36. Whose answers are you anxious to see? Chacun
37. Most disliked vegetable? Hawking
38. A lovely Person? Mother
39. Country I want to visit? Canada
40. Lucky number? 3


  1. OK
    a) Osbourne! EFFING great!

    b) Bienvenue au Canada! Ignnore Toronto, come to Montréal. We're gayer and a tom more fabulous!

    c) 37. Most disliked vegetable? Hawking BRILLIANT!

  2. I'm sorry? "Ignore Toronto?"

    How. Verrrry. Dare. You.

  3. Oh yea, I went there. Toronto sucks.
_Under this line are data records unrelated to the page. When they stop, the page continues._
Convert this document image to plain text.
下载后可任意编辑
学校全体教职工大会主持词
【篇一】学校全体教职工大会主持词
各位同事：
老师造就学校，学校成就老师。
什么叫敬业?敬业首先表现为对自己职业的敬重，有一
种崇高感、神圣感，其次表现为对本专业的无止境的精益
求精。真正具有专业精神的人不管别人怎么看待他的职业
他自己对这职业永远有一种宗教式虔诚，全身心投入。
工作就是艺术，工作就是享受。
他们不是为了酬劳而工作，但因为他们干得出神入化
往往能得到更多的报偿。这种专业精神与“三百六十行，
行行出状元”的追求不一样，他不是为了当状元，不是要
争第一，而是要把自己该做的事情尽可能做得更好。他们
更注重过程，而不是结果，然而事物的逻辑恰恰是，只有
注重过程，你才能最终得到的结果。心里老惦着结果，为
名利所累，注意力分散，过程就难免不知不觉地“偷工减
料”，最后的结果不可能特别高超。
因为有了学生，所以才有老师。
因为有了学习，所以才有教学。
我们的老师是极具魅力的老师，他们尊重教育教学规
    While there are some pockets of fabulous and uberfab people living there; Kevin and Poodle for example, Toronto Sucks.

    The end.

  4. I've seen a lovely cruise advertised in Thompson's window this afternoon for Sept 09 which departs from South Hampton (UK)and travels to Denmark, Iceland, Greenland, Canada and ends up in New York I'm not sure where abouts in Canada though, I'll have to make some enquires.

  5. My guess is Halifax... (my hometown) or even possibly Québec City...
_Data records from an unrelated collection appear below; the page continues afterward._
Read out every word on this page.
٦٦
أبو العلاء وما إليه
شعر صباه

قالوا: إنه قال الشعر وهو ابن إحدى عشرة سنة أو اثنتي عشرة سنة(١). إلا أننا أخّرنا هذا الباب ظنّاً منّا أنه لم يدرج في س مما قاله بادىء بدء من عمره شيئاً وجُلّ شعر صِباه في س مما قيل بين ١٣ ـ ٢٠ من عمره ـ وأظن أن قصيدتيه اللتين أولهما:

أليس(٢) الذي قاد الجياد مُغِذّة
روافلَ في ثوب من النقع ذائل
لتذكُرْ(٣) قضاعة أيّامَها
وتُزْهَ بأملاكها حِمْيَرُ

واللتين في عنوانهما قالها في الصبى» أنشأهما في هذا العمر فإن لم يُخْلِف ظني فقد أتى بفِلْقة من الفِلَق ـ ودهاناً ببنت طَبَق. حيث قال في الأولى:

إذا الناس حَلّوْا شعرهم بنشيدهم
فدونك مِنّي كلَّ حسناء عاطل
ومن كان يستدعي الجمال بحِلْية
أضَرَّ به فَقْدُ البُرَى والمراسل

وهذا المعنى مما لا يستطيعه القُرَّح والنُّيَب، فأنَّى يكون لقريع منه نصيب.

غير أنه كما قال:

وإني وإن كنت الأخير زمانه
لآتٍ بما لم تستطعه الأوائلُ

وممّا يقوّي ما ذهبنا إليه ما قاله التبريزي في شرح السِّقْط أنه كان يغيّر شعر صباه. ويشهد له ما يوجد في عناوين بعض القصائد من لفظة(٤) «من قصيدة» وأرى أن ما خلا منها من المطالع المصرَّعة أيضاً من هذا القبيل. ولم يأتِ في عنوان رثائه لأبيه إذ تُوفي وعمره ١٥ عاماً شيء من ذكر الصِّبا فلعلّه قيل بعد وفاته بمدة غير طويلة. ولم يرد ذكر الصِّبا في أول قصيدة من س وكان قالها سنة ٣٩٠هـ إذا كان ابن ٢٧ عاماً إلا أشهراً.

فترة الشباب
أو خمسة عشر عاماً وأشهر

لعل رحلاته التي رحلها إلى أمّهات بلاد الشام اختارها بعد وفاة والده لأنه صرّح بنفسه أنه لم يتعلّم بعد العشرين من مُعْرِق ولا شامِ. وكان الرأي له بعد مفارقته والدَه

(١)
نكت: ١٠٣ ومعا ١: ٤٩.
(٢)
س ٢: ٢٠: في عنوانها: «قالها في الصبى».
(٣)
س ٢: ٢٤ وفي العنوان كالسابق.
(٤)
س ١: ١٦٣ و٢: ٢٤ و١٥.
  6. Gosh, Mitz, I don't know.

    I heard that people who visit Halifax run the risk of spontaneously combusting.

    And people going to Quebec city have been known to have their pelvic floor just give out.

    One person died.

    I'm not sayin', I'm just sayin.

  7. Take it form Kevin... he's from Toronto, BOTH have happened to him, he knows the shame. Even more's the shame, he didn't have to leave Toronto for both to happen to him.

    And I don't want to sound as if I’m gossiping - because when it’s facts, we like to call it spreading the truth - but I will...
    Kevin won't tell you this, but because he lives in Toronto he has haemorrhoids the size of kiwifruit, glacial strength dandruff and most shocking of all, he prefers 100% acrylic fabric.

  8. The place is neither Montréal or Toronto it's Newfoundland.

  9. So long as you like to drink and play cards... the Rock is THE place...

    ...Beside's they're barely even Canadian... they only joined Confederation in 1949

    And personally I'd go there before setting foot in Toronto.